To encourage patients to gradually increase their activity, Manno tells them to start "slow and low," with low-impact exercises for short amounts of time, even if it's for just five minutes at first. As their muscles strengthen, they begin going for longer.
There may be "a small amount of discomfort when you start to exercise, but it improves over time," she says. Of course, if you experience severe pain or decreased ability to use the joint, stop immediately and consult a doctor.
Low-impact exercises like swimming, water aerobics, walking and biking will put the least strain on the joints. Yoga has also proved beneficial for decreasing osteoarthritis pain and improving patients' quality of life.
5. Extra pounds can make things worse
Excess weight not only puts extra pressure on the joints, it may also trigger inflammation and other changes that increase pain and stiffness, said the authors of a March study in the Journal of the American Academy of Orthopaedic Surgeons. The researchers estimated that half the cases of osteoarthritis of the knee in the United States could be avoided if obese Americans could reduce their weight.
A 2011 Wake Forest University study of about 400 overweight older adults, average age 65, found that diet and exercise helped improve their mobility and reduce pain "by as much as 50 percent," reported lead author Stephen P. Messier. Even more encouraging, said Messier, patients who follow a committed diet and exercise program "will see marked improvement in pain and function in six months or less."

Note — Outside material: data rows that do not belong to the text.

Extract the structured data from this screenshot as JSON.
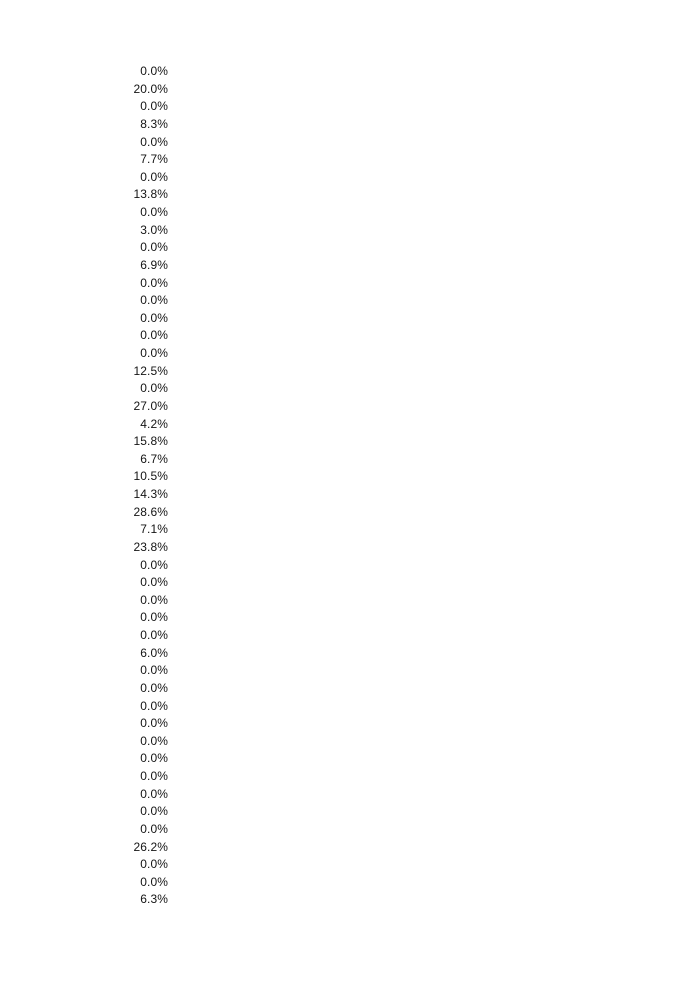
{
  "page": {
    "background_color": "#ffffff",
    "text_color": "#141414"
  },
  "values_column": {
    "description": "single right-aligned column of percentage values",
    "values": [
      "0.0%",
      "20.0%",
      "0.0%",
      "8.3%",
      "0.0%",
      "7.7%",
      "0.0%",
      "13.8%",
      "0.0%",
      "3.0%",
      "0.0%",
      "6.9%",
      "0.0%",
      "0.0%",
      "0.0%",
      "0.0%",
      "0.0%",
      "12.5%",
      "0.0%",
      "27.0%",
      "4.2%",
      "15.8%",
      "6.7%",
      "10.5%",
      "14.3%",
      "28.6%",
      "7.1%",
      "23.8%",
      "0.0%",
      "0.0%",
      "0.0%",
      "0.0%",
      "0.0%",
      "6.0%",
      "0.0%",
      "0.0%",
      "0.0%",
      "0.0%",
      "0.0%",
      "0.0%",
      "0.0%",
      "0.0%",
      "0.0%",
      "0.0%",
      "26.2%",
      "0.0%",
      "0.0%",
      "6.3%"
    ]
  }
}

If all this isn't enough, excess weight also affects how people who suffer from osteoarthritis experience the disease. Research published in the journal Pain found that overweight patients with osteoarthritis experience more pain than normal-weight patients.

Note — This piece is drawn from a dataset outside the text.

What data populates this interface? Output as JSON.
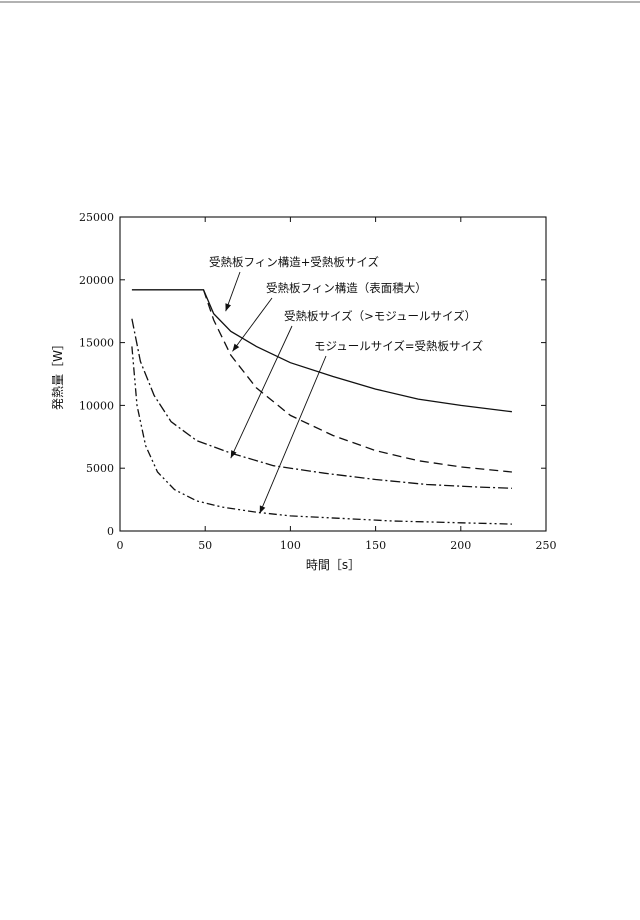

6. Some treatments may be a waste of time and money
After evaluating the evidence for a variety of treatments for knee osteoarthritis, the American Academy of Orthopaedic Surgeons said there was "strong evidence against" these remedies: acupuncture, taking the supplements glucosamine and chondroitin, getting injections of hyaluronic acid in the knee, and "knee scraping" surgery to wash and smooth the joint.

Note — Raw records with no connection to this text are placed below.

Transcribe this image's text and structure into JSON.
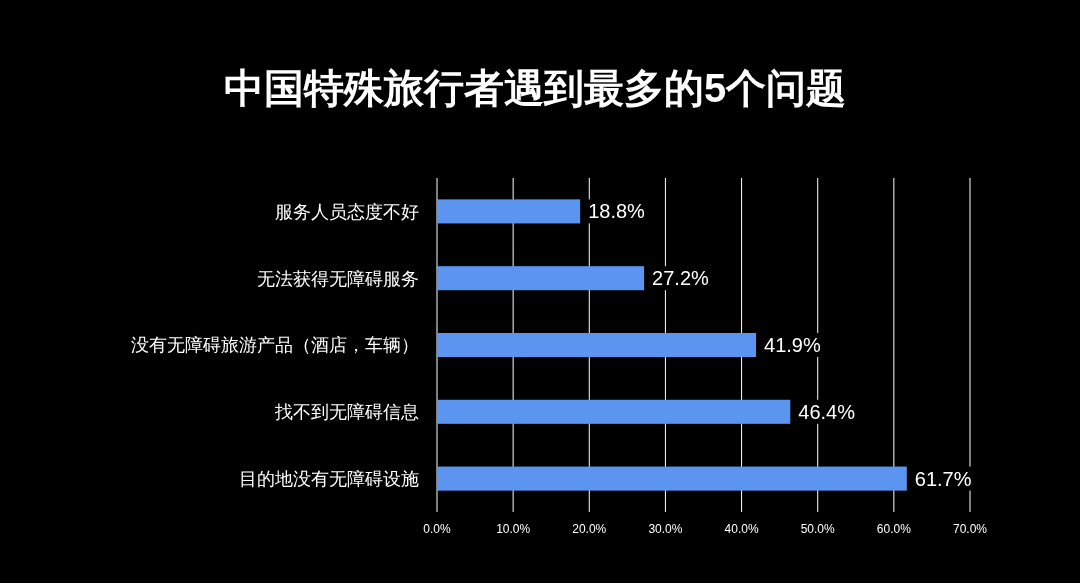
{
  "chart_data": {
    "type": "bar",
    "orientation": "horizontal",
    "title": "中国特殊旅行者遇到最多的5个问题",
    "categories": [
      "服务人员态度不好",
      "无法获得无障碍服务",
      "没有无障碍旅游产品（酒店，车辆）",
      "找不到无障碍信息",
      "目的地没有无障碍设施"
    ],
    "values": [
      18.8,
      27.2,
      41.9,
      46.4,
      61.7
    ],
    "value_labels": [
      "18.8%",
      "27.2%",
      "41.9%",
      "46.4%",
      "61.7%"
    ],
    "color": "#5b95f0",
    "xlim": [
      0,
      70
    ],
    "xticks": [
      {
        "value": 0,
        "label": "0.0%"
      },
      {
        "value": 10,
        "label": "10.0%"
      },
      {
        "value": 20,
        "label": "20.0%"
      },
      {
        "value": 30,
        "label": "30.0%"
      },
      {
        "value": 40,
        "label": "40.0%"
      },
      {
        "value": 50,
        "label": "50.0%"
      },
      {
        "value": 60,
        "label": "60.0%"
      },
      {
        "value": 70,
        "label": "70.0%"
      }
    ],
    "grid": "x"
  }
}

David Jevsevar, M.D., an orthopedic surgeon and the chair of the clinical practice guidelines work group for the AAOS, noted that a lot of these are "legacy treatments" that doctors continue to suggest because they have been used for a long time, despite a dearth of evidence.
Unfortunately, many of these longtime treatments were never scientifically tested until recently to see if they really work. "The types of randomized trials we like to see now weren't done back when these treatments were first introduced," he says.
A review of current studies suggests that some of the treatments, including acupuncture and the supplements glucosamine and chondroitin, were less effective than placebos. Although patients with osteoarthritis of the knee continue to turn to these treatments, Jevsevar believes they would be better off spending their money "on things that work."
7. You can do something about the pain
Although osteoarthritis is a progressive disease and there are no treatments to restore cartilage or reverse joint damage, there are effective treatments to improve joint functioning and reduce pain.
Manno notes that over-the-counter medications like acetaminophen and ibuprofen, along with topical application of anti-inflammatory gels, can offer pain relief.
For more severe symptoms, doctors may suggest cortisone injections. Often sufferers of osteoarthritis are hesitant to exercise because of joint pain, even though remaining sedentary only makes things worse. Taking a pain reliever can help increase physical activity, which in turn helps reduce the stiffness and pain in the joints.
For advanced osteoarthritis, where the pain is disrupting sleep and normal daily activities, your doctor may recommend joint replacement surgery.
"There are treatments we can use that could make a difference in daily functioning and pain management," Manno says. "You don't have to resign yourself to living with painful joints."
Freelance writer Jodi Helmer writes frequently on health topics for AARP.